After last weeks high concept high art piece, lets go back a bit to a time when book jackets were not all airbrushed wasps and TV-Tie-ins. This cover to The Body In The Library is still pretty high concept, and designed nicely without a computer in sight. Indeed its “letters as book jackets” conceit is perhaps a little too successful, giving the actual book title and slightly unreadable font to fit in with the conceit.

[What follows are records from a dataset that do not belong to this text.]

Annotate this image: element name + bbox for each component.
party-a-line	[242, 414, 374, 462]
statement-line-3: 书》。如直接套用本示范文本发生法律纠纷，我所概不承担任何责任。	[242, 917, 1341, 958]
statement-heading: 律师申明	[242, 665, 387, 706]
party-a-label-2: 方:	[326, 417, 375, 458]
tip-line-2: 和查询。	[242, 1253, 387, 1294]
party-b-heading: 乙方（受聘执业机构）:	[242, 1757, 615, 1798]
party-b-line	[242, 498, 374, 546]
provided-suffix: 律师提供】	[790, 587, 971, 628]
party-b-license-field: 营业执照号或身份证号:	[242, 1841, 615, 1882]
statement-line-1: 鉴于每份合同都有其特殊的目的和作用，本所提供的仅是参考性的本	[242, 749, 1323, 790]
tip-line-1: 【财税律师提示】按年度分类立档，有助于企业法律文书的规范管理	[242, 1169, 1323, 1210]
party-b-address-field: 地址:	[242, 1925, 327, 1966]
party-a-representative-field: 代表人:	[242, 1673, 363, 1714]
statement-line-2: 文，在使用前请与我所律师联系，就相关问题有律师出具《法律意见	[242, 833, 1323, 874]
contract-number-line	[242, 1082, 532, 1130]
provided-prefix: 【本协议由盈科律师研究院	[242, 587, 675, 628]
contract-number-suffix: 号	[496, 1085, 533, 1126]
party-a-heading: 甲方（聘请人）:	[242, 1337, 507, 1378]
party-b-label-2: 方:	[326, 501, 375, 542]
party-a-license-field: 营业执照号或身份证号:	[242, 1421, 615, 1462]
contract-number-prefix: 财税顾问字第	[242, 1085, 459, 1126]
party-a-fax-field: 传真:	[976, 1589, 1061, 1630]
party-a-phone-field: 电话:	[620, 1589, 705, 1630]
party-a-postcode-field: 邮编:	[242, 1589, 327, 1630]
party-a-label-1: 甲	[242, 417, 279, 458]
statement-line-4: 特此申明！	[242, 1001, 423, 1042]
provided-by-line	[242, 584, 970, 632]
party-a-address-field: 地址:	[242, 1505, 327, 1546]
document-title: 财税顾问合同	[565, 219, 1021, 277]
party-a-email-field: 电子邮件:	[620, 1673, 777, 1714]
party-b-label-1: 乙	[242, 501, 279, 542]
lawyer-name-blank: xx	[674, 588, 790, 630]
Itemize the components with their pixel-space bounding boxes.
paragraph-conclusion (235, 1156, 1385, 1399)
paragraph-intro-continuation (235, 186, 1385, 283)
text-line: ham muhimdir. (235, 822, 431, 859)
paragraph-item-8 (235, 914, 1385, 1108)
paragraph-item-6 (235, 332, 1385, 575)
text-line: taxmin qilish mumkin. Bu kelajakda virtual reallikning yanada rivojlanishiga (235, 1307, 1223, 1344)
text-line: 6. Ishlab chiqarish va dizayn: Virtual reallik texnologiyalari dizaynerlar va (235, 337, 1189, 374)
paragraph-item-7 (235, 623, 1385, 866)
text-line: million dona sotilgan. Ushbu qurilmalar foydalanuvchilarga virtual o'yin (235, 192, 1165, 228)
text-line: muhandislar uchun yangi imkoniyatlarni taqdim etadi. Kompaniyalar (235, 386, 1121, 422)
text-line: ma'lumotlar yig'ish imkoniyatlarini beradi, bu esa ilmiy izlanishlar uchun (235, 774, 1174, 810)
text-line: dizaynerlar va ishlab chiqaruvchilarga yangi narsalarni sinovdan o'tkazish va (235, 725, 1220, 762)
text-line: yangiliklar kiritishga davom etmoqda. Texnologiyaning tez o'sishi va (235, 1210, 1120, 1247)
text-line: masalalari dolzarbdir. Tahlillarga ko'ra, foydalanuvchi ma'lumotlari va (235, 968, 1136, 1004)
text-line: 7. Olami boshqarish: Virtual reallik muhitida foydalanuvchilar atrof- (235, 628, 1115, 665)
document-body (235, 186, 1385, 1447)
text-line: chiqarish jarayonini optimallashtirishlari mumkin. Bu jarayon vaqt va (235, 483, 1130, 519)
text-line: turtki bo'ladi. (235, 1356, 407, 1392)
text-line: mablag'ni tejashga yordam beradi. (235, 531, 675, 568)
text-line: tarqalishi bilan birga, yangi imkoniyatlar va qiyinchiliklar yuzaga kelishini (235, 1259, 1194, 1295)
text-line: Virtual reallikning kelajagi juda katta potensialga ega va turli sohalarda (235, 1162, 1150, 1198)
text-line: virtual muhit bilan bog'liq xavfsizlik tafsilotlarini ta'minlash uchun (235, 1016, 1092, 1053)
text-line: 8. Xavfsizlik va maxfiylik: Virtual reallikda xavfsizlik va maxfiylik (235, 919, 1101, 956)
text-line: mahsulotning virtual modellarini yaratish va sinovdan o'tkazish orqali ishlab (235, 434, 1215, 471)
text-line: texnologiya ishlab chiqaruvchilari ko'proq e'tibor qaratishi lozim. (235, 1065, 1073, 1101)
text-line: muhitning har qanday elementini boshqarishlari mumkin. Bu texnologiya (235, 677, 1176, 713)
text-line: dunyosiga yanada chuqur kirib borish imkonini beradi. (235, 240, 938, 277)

Oddly the typographical stab here is possibly more readable to those of use who grew up in the eighties with similar style blocky computer graphics which these almost represent. And one letter your Mode 2 BBC computer ofter had trouble rendering well was the letter Y. Here the designer, having fitted in some nicely plausible curves on then curvy letters, loses the plot on the Y’s on the top and bottom shelf. Every other letter could be a book, except this strangely bifurcated tome. But then this book jacket was completely drawn (hence even Agatha’s name being in a pretty clunky font).

This image is from the 1942 Australian Collins Crime Club edition, as sold in a Tokyo Book auction here for 64,000 Yen (unclear if that was asking price or guide price). That’s about three hundred quid, cos there is a bit of a collecters market in Christie. As for the plot, well the comments crew I am sure will be able to tell you more but its safe to say that cosy English mystery + library = classic. It may actually be one of the few Marples I have seen done on TV – possible in the recent Geraldine James permutation (aka The Biddy in The Library). Note the current UK Harper cover uses a similar idea to the one above, but is much more content in suggesting that library shelves are also places you find lamps and letter shaped nik-naks*. Also that Amazon thinks the book would be prefectly paired with Germaine Greer’s Zastrozzi!


*Not as nice as Scampi and Lemon Nik-Naks.